Fenomena banjir yang terjadi di Jakarta tidak lepas dari kemiringan

lerengnya. Hal ini disebabkan karena beberapa lokasi kota Jakarta masih

tergolong dalam tingkat kemiringan lereng 0-3 persen atau berada pada

kemiringan lereng relatif landai. Kemiringan lereng pada kota Tangerang dan

Bekasi memiliki karakteristik yang sama, sehingga dapat dinyatakan bahwa

sebagian besar kawasan Jabodetabek berada pada kemiringan lereng relatif

landai.
Dengan kondisi kemiringan lahan yang demikian, ditambah dengan 13

sungai yang mengalir di wilayah Provinsi DKI Jakarta menyebabkan

kecenderungan semakin rentannya wilayah Jakarta untuk tergenang air dan

banjir pada musim hujan. Terlebih jika memperhatikan tingginya tingkat

perkembangan wilayah di sekitar Jakarta, menyebabkan semakin rendahnya

resapan air kedalam tanah dan menyebabkan run off air semakin tinggi, yang

pada gilirannya akan memperbesar ancaman banjir di wilayah Provinsi DKI

Jakarta

B. SEJARAH BANJIR JAKARTA

Rentetan banjir besar Jakarta telah berlangsung lama bahkan bencana itu

sempat terjadi tahun 1600-an, tepatnya saat Jan Pieterszoon Coen menjabat

sebagai Gubernur Jenderal VOC. Saat itu, Coen membangun sejumlah kanal

dan sodetan Kali Ciliwung. Cara ini ia tempuh untuk mengatasi banjir yang

melanda Batavia (sekarang DKI Jakarta), namun tak membuahkan hasil.

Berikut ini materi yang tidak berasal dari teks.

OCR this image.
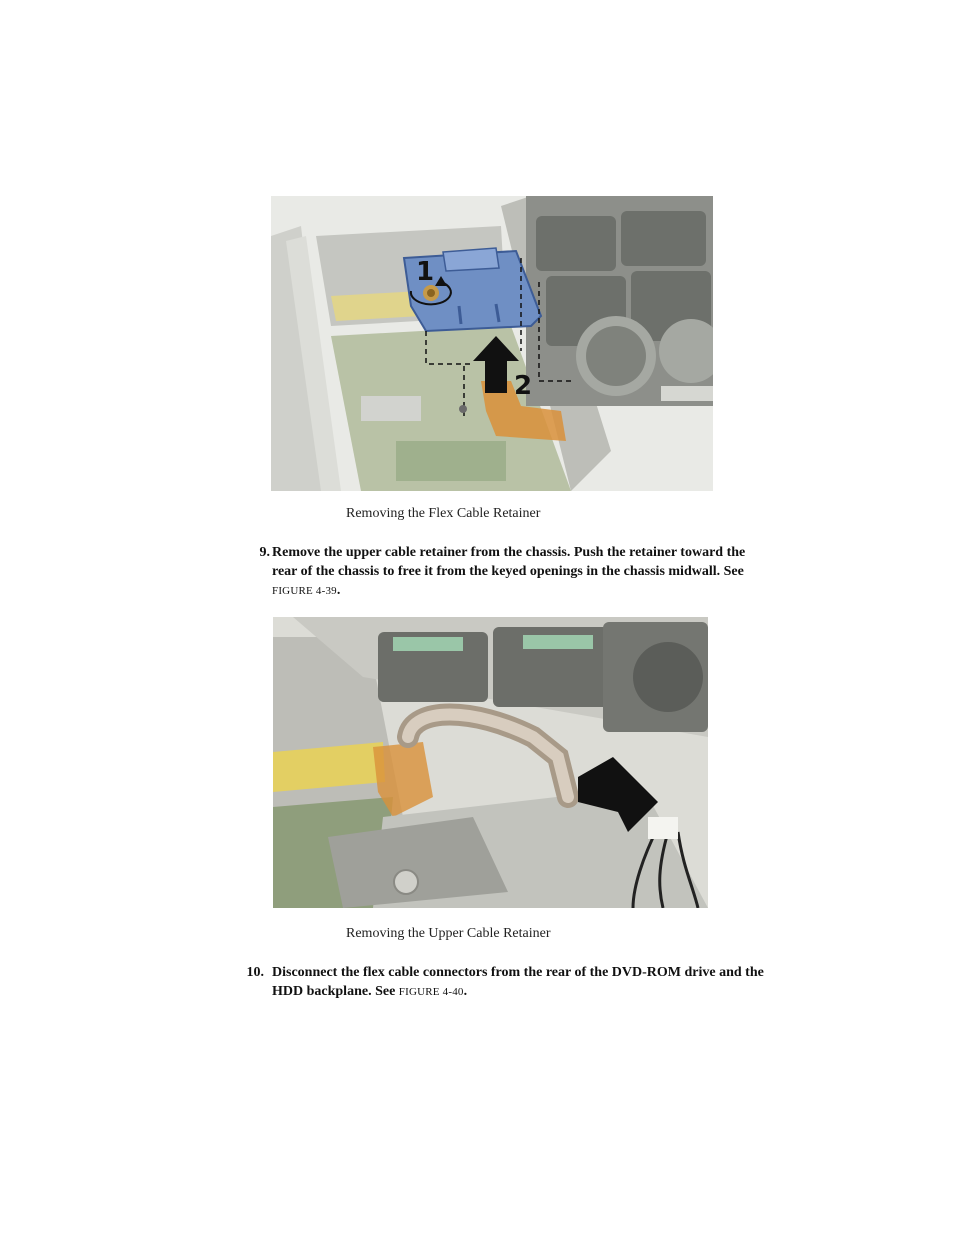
1
2
Removing the Flex Cable Retainer
9. Remove the upper cable retainer from the chassis. Push the retainer toward the
rear of the chassis to free it from the keyed openings in the chassis midwall. See
FIGURE 4-39.
Removing the Upper Cable Retainer
10. Disconnect the flex cable connectors from the rear of the DVD-ROM drive and the
HDD backplane. See FIGURE 4-40.
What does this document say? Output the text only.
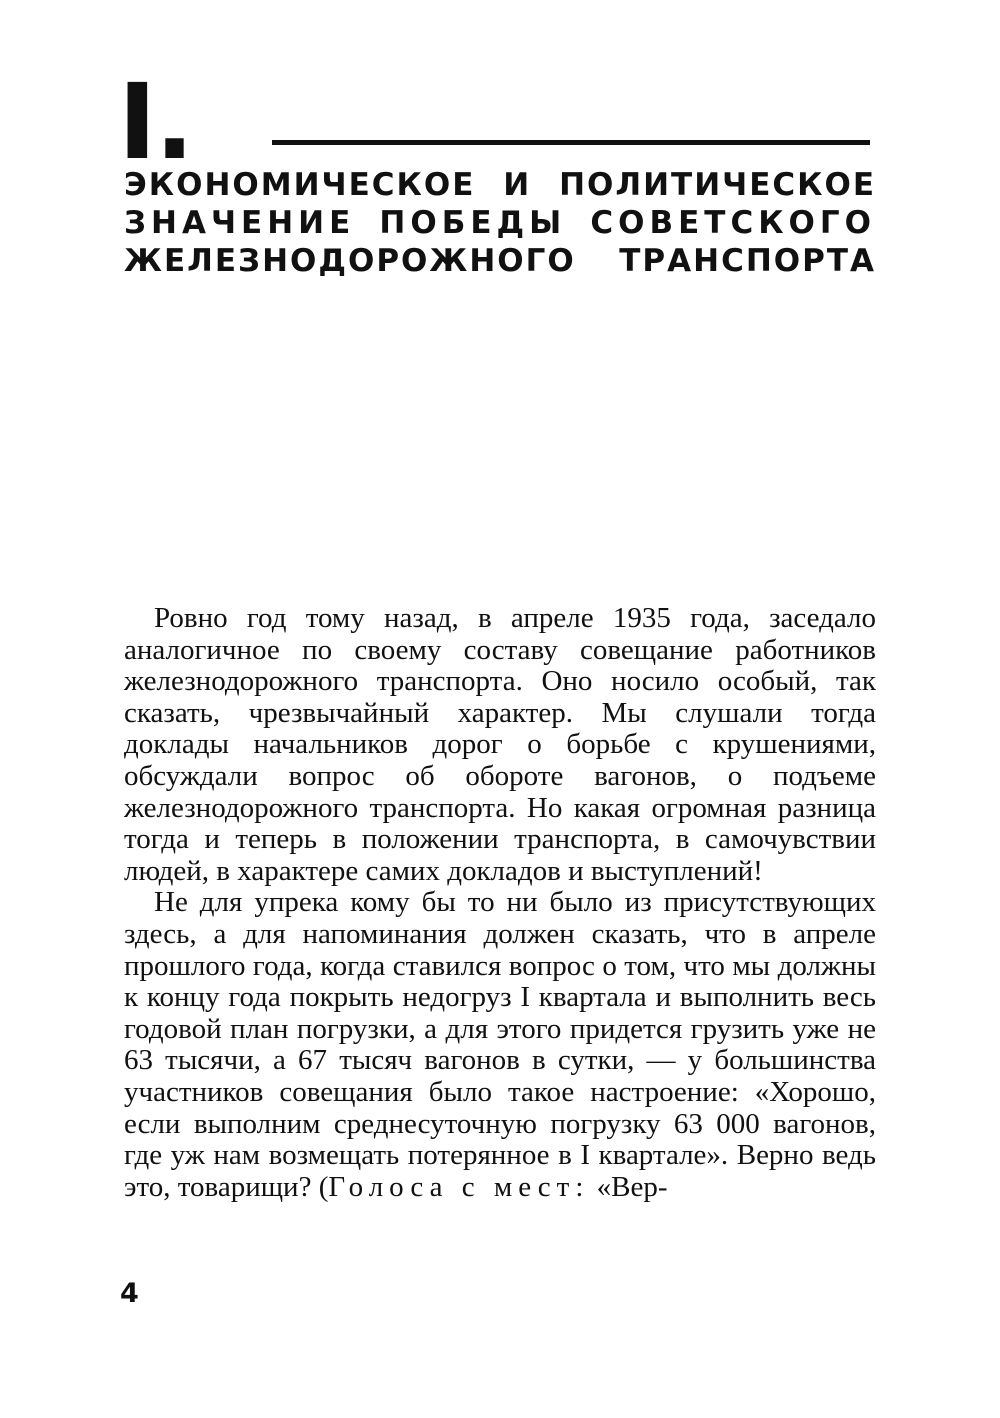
I.
ЭКОНОМИЧЕСКОЕ И ПОЛИТИЧЕСКОЕ
ЗНАЧЕНИЕ ПОБЕДЫ СОВЕТСКОГО
ЖЕЛЕЗНОДОРОЖНОГО ТРАНСПОРТА

Ровно год тому назад, в апреле 1935 года, заседало аналогичное по своему составу совещание работников железнодорожного транспорта. Оно носило особый, так сказать, чрезвычайный характер. Мы слушали тогда доклады начальников дорог о борьбе с крушениями, обсуждали вопрос об обороте вагонов, о подъеме железнодорожного транспорта. Но какая огромная разница тогда и теперь в положении транспорта, в самочувствии людей, в характере самих докладов и выступлений!

Не для упрека кому бы то ни было из присутствующих здесь, а для напоминания должен сказать, что в апреле прошлого года, когда ставился вопрос о том, что мы должны к концу года покрыть недогруз I квартала и выполнить весь годовой план погрузки, а для этого придется грузить уже не 63 тысячи, а 67 тысяч вагонов в сутки, — у большинства участников совещания было такое настроение: «Хорошо, если выполним среднесуточную погрузку 63 000 вагонов, где уж нам возмещать потерянное в I квартале». Верно ведь это, товарищи? (Голоса с мест: «Вер-

4
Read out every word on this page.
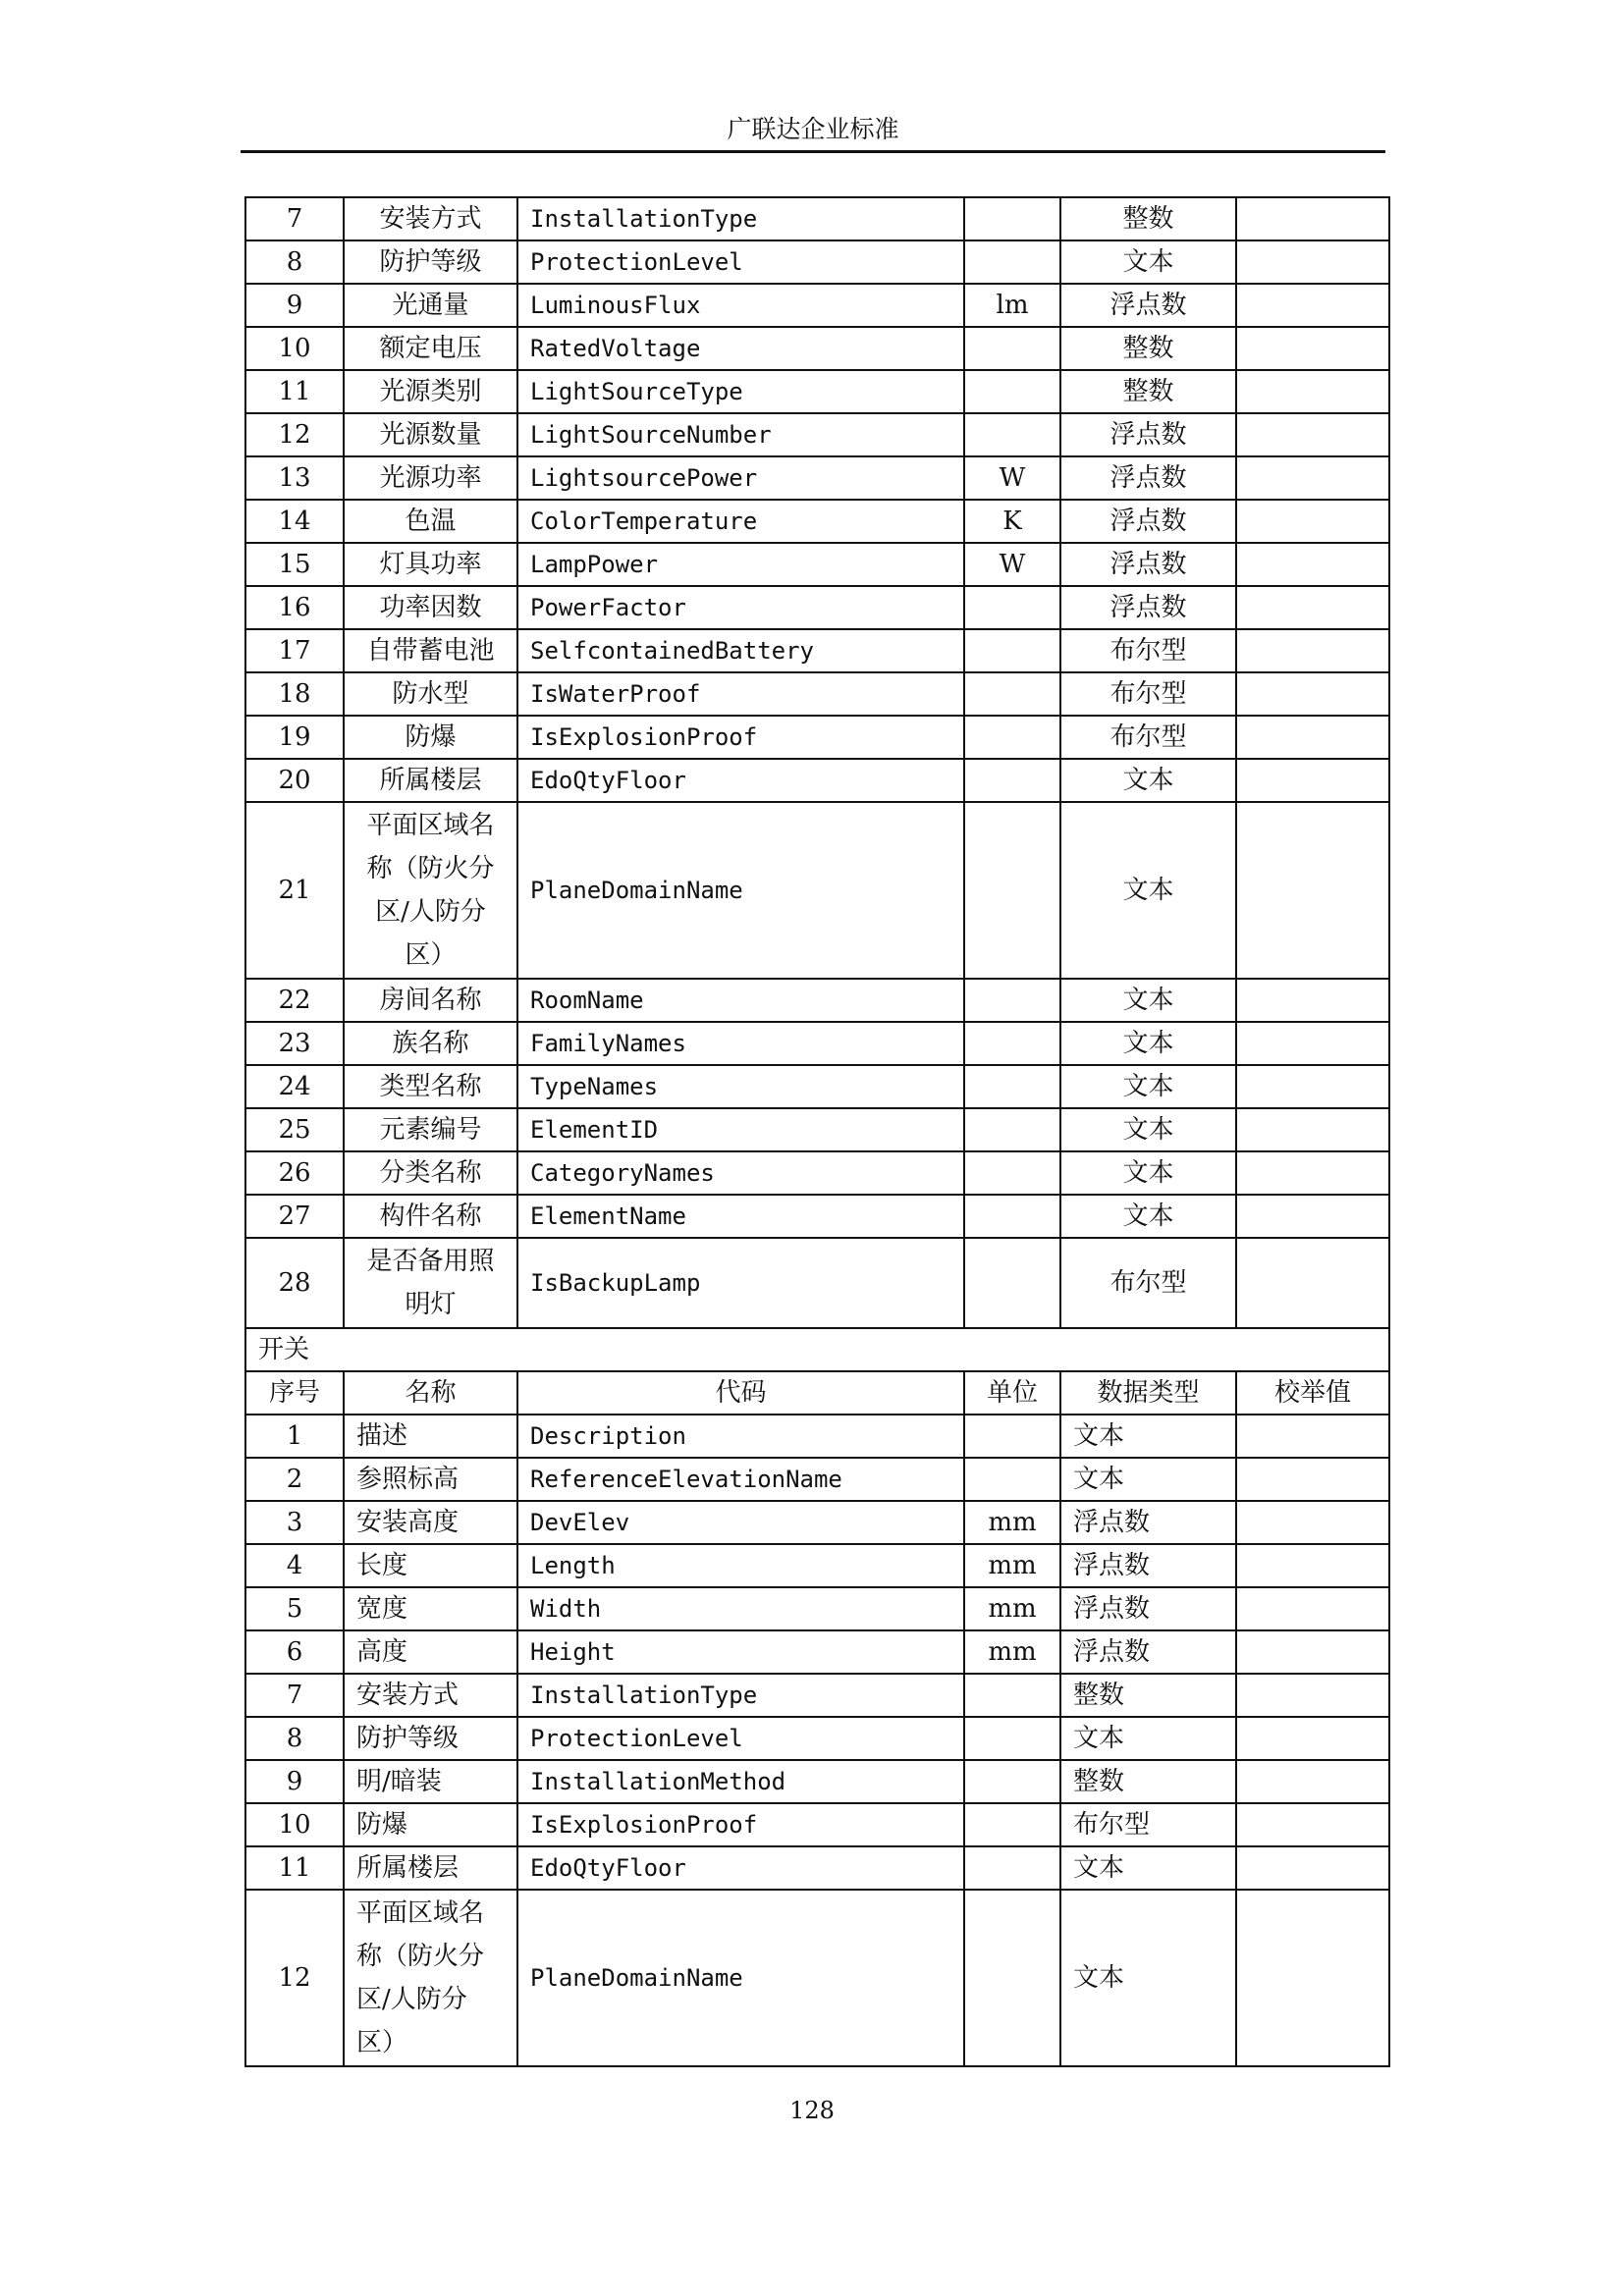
广联达企业标准
7	安装方式	InstallationType		整数	
8	防护等级	ProtectionLevel		文本	
9	光通量	LuminousFlux	lm	浮点数	
10	额定电压	RatedVoltage		整数	
11	光源类别	LightSourceType		整数	
12	光源数量	LightSourceNumber		浮点数	
13	光源功率	LightsourcePower	W	浮点数	
14	色温	ColorTemperature	K	浮点数	
15	灯具功率	LampPower	W	浮点数	
16	功率因数	PowerFactor		浮点数	
17	自带蓄电池	SelfcontainedBattery		布尔型	
18	防水型	IsWaterProof		布尔型	
19	防爆	IsExplosionProof		布尔型	
20	所属楼层	EdoQtyFloor		文本	
21	平面区域名称（防火分区/人防分区）	PlaneDomainName		文本	
22	房间名称	RoomName		文本	
23	族名称	FamilyNames		文本	
24	类型名称	TypeNames		文本	
25	元素编号	ElementID		文本	
26	分类名称	CategoryNames		文本	
27	构件名称	ElementName		文本	
28	是否备用照明灯	IsBackupLamp		布尔型	
开关					
序号	名称	代码	单位	数据类型	校举值
1	描述	Description		文本	
2	参照标高	ReferenceElevationName		文本	
3	安装高度	DevElev	mm	浮点数	
4	长度	Length	mm	浮点数	
5	宽度	Width	mm	浮点数	
6	高度	Height	mm	浮点数	
7	安装方式	InstallationType		整数	
8	防护等级	ProtectionLevel		文本	
9	明/暗装	InstallationMethod		整数	
10	防爆	IsExplosionProof		布尔型	
11	所属楼层	EdoQtyFloor		文本	
12	平面区域名称（防火分区/人防分区）	PlaneDomainName		文本	
128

Banjir besar terjadi menerjang Jakarta tahun 1918 saat pemerintahan

Gubernur Jenderal VOC Johan Paul van Limburg Stirum. Dua tahun

kemudian, tepatnya tahun 1920, Stirum mencanangkan Kanal Banjir Barat.

Pembangunan Kanal Banjir Barat itu dimulai dari Pintu Air Manggarai

hingga Muara Angke. Saat itu, ketinggian air mencapai 1,5 meter di beberapa

titik.Menurut situs Historia, pada masa kolonial, pemerintah membentuk

Department van Burgerlijke Penbare Werken (BOW) tahun 1918. Lalu


diserahkan kepada Gemeentewerken atau badan yang mengurusi

perhubungan dan perairan di tingkat kotapraja pada 1933 saat itu, pemerintah

Belanda menggambarkan 25 ribu gulden (mata uang jaman penjajahan

Belanda) untuk menanggulangi banjir di daerah Jembatan Lima, Blandongan,

dan Klenteng.

Puncak pengendalian banjir di Jakarta diketahui terjadi pada 1913 sampai

1930. Tahun 1927, pemerintah sempat mengeluarkan 288.292 gulden.

1. Banjir Jakarta Tahun 1960 sampai 1970-an

Usai Indonesia dinyatakan merdeka dari penjajahan, masalah banjir

kembali menjadi perhatian tahun 1965. Saat periode yang sama, pemerintah

membentuk Komandao Proyek Pencegahan Banjir dan berganti nama menjadi

Proyek Pengendalian Banjir Jakarta Raya tahun 1972.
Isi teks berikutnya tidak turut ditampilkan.